July 4, 1776; Dec. 7, 1941; Sept. 11, 2001.
They are dates that forever changed America.
Attorney Lawrence Rolfe would add July 21, 2010, to that list.
It’s the day President Barack Obama signed into law the Dodd-Frank Wall Street Reform and Consumer Protection Act.
“It created a regulatory nightmare,” said Rolfe, who has worked in debt collection law since three days after he graduated from law school in 1973.
According to the text of Public Law 111-203 enacted by the 111th Congress, the law is intended to promote the financial stability of the United States by improving accountability and transparency in the financial systems, to end “too big to fail,” to protect the American taxpayer by ending bailouts and to protect consumers from abusive financial services practices.

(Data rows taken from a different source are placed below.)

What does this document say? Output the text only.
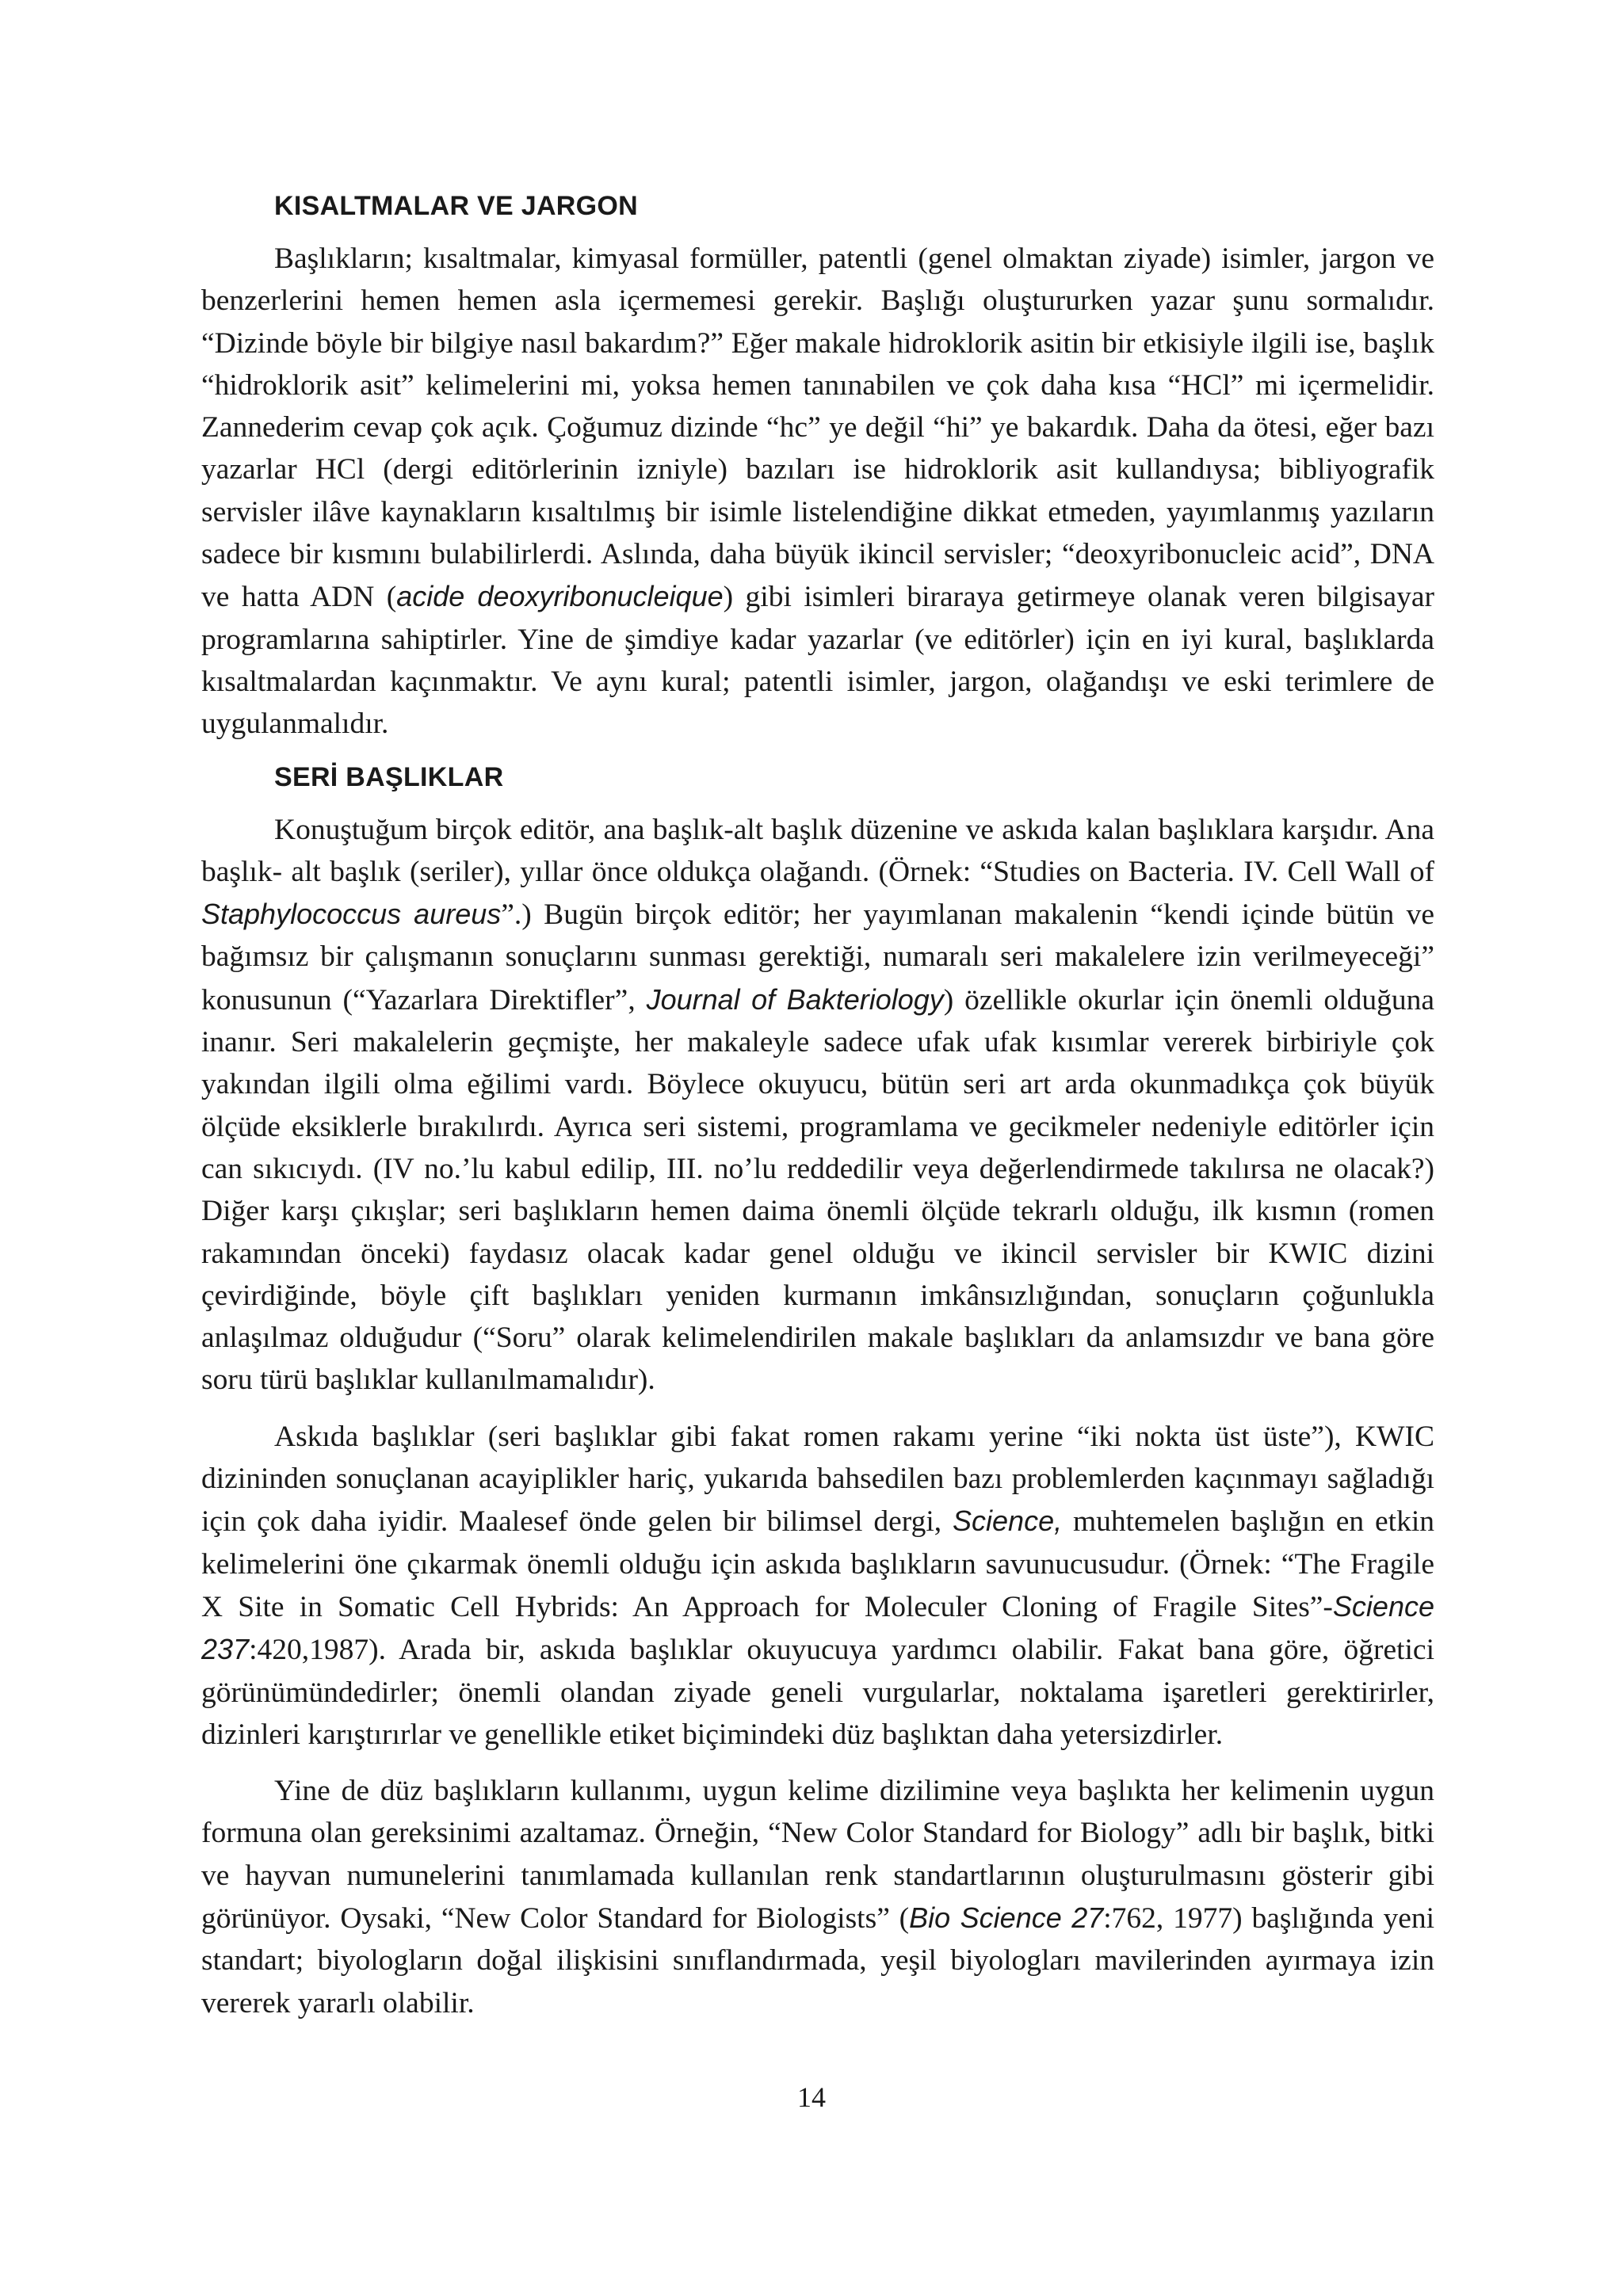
KISALTMALAR VE JARGON

Başlıkların; kısaltmalar, kimyasal formüller, patentli (genel olmaktan ziyade) isimler, jargon ve benzerlerini hemen hemen asla içermemesi gerekir. Başlığı oluştururken yazar şunu sormalıdır. “Dizinde böyle bir bilgiye nasıl bakardım?” Eğer makale hidroklorik asitin bir etkisiyle ilgili ise, başlık “hidroklorik asit” kelimelerini mi, yoksa hemen tanınabilen ve çok daha kısa “HCl” mi içermelidir. Zannederim cevap çok açık. Çoğumuz dizinde “hc” ye değil “hi” ye bakardık. Daha da ötesi, eğer bazı yazarlar HCl (dergi editörlerinin izniyle) bazıları ise hidroklorik asit kullandıysa; bibliyografik servisler ilâve kaynakların kısaltılmış bir isimle listelendiğine dikkat etmeden, yayımlanmış yazıların sadece bir kısmını bulabilirlerdi. Aslında, daha büyük ikincil servisler; “deoxyribonucleic acid”, DNA ve hatta ADN (acide deoxyribonucleique) gibi isimleri biraraya getirmeye olanak veren bilgisayar programlarına sahiptirler. Yine de şimdiye kadar yazarlar (ve editörler) için en iyi kural, başlıklarda kısaltmalardan kaçınmaktır. Ve aynı kural; patentli isimler, jargon, olağandışı ve eski terimlere de uygulanmalıdır.

SERİ BAŞLIKLAR

Konuştuğum birçok editör, ana başlık-alt başlık düzenine ve askıda kalan başlıklara karşıdır. Ana başlık- alt başlık (seriler), yıllar önce oldukça olağandı. (Örnek: “Studies on Bacteria. IV. Cell Wall of Staphylococcus aureus”.) Bugün birçok editör; her yayımlanan makalenin “kendi içinde bütün ve bağımsız bir çalışmanın sonuçlarını sunması gerektiği, numaralı seri makalelere izin verilmeyeceği” konusunun (“Yazarlara Direktifler”, Journal of Bakteriology) özellikle okurlar için önemli olduğuna inanır. Seri makalelerin geçmişte, her makaleyle sadece ufak ufak kısımlar vererek birbiriyle çok yakından ilgili olma eğilimi vardı. Böylece okuyucu, bütün seri art arda okunmadıkça çok büyük ölçüde eksiklerle bırakılırdı. Ayrıca seri sistemi, programlama ve gecikmeler nedeniyle editörler için can sıkıcıydı. (IV no.’lu kabul edilip, III. no’lu reddedilir veya değerlendirmede takılırsa ne olacak?) Diğer karşı çıkışlar; seri başlıkların hemen daima önemli ölçüde tekrarlı olduğu, ilk kısmın (romen rakamından önceki) faydasız olacak kadar genel olduğu ve ikincil servisler bir KWIC dizini çevirdiğinde, böyle çift başlıkları yeniden kurmanın imkânsızlığından, sonuçların çoğunlukla anlaşılmaz olduğudur (“Soru” olarak kelimelendirilen makale başlıkları da anlamsızdır ve bana göre soru türü başlıklar kullanılmamalıdır).

Askıda başlıklar (seri başlıklar gibi fakat romen rakamı yerine “iki nokta üst üste”), KWIC dizininden sonuçlanan acayiplikler hariç, yukarıda bahsedilen bazı problemlerden kaçınmayı sağladığı için çok daha iyidir. Maalesef önde gelen bir bilimsel dergi, Science, muhtemelen başlığın en etkin kelimelerini öne çıkarmak önemli olduğu için askıda başlıkların savunucusudur. (Örnek: “The Fragile X Site in Somatic Cell Hybrids: An Approach for Moleculer Cloning of Fragile Sites”-Science 237:420,1987). Arada bir, askıda başlıklar okuyucuya yardımcı olabilir. Fakat bana göre, öğretici görünümündedirler; önemli olandan ziyade geneli vurgularlar, noktalama işaretleri gerektirirler, dizinleri karıştırırlar ve genellikle etiket biçimindeki düz başlıktan daha yetersizdirler.

Yine de düz başlıkların kullanımı, uygun kelime dizilimine veya başlıkta her kelimenin uygun formuna olan gereksinimi azaltamaz. Örneğin, “New Color Standard for Biology” adlı bir başlık, bitki ve hayvan numunelerini tanımlamada kullanılan renk standartlarının oluşturulmasını gösterir gibi görünüyor. Oysaki, “New Color Standard for Biologists” (Bio Science 27:762, 1977) başlığında yeni standart; biyologların doğal ilişkisini sınıflandırmada, yeşil biyologları mavilerinden ayırmaya izin vererek yararlı olabilir.

14
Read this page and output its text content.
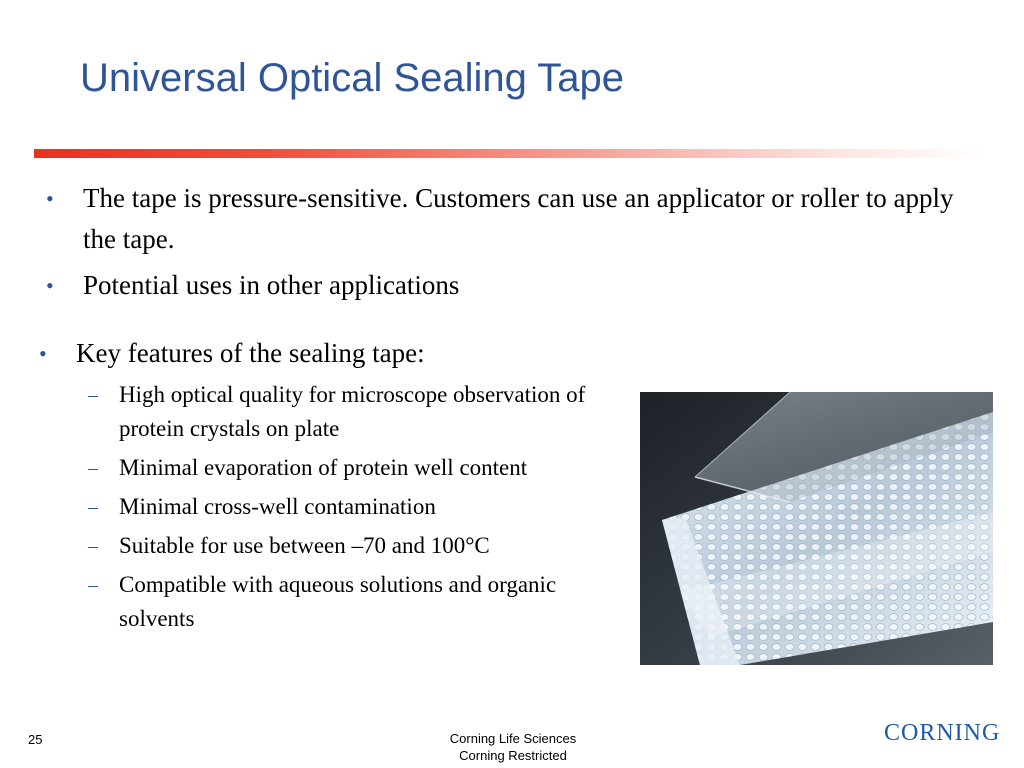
Universal Optical Sealing Tape
• The tape is pressure-sensitive. Customers can use an applicator or roller to apply the tape.
• Potential uses in other applications
• Key features of the sealing tape:
– High optical quality for microscope observation of protein crystals on plate
– Minimal evaporation of protein well content
– Minimal cross-well contamination
– Suitable for use between –70 and 100°C
– Compatible with aqueous solutions and organic solvents
25	Corning Life Sciences
Corning Restricted
CORNING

That last phrase led to the establishment of the Consumer Financial Protection Bureau.
It consolidates most federal consumer financial protection authorities in one place and has one goal — “watching out for American consumers,” according to its website, consumerfinance.gov.
Procedural requirements created and enforced by the bureau changed the rules on collecting defaulted consumer debt and that changed how they do business at Rolfe & Lobello.
Before the recession and the new regulations, his firm had seven attorneys and 20 debt collectors.
Now, there are three collectors and five attorneys — one of whom is a compliance officer who is exclusively dedicated to ensuring the firm complies with the regulations, including documentation of nearly all the work done by everyone there.
The firm is periodically audited by its clients and all phone calls to and from the office are recorded, both to document compliance. The firm is required to have a succession plan to ensure preservation of records, he said.
“Collection law hasn’t changed, but the collection process sure has,” said Rolfe. “Everything we do has to have a written manual. All of our processing in writing has to be duplicated for the CFPB.”
He admits “in the old days, the collection process could be a little harsh on consumers,” but the regulations that went into effect due to Dodd-Frank have caused a paradigm shift in the specialized practice.
Failure to pay a debt is still a breach of contract under the law, but, “we don‘t view ourselves as debt collectors anymore. We facilitate the arrangement to get people to pay their debts,” Rolfe said.
“We don’t even ask for payment in the first letter to a debtor. The first letter is all about disclosure,” he added.
In addition, if a debtor merely asks the collector to stop calling them on the phone about the debt, the collector is required by law to cease and may be subject to penalty if they do not comply.
Rolf readily admits consumer debt collection law may be a dying art.
There are only half as many debt collection law firms as there were 10 years ago, statewide or locally, and the trend is not looking like it will turn around.
“Very few firms are getting into this business,” he said.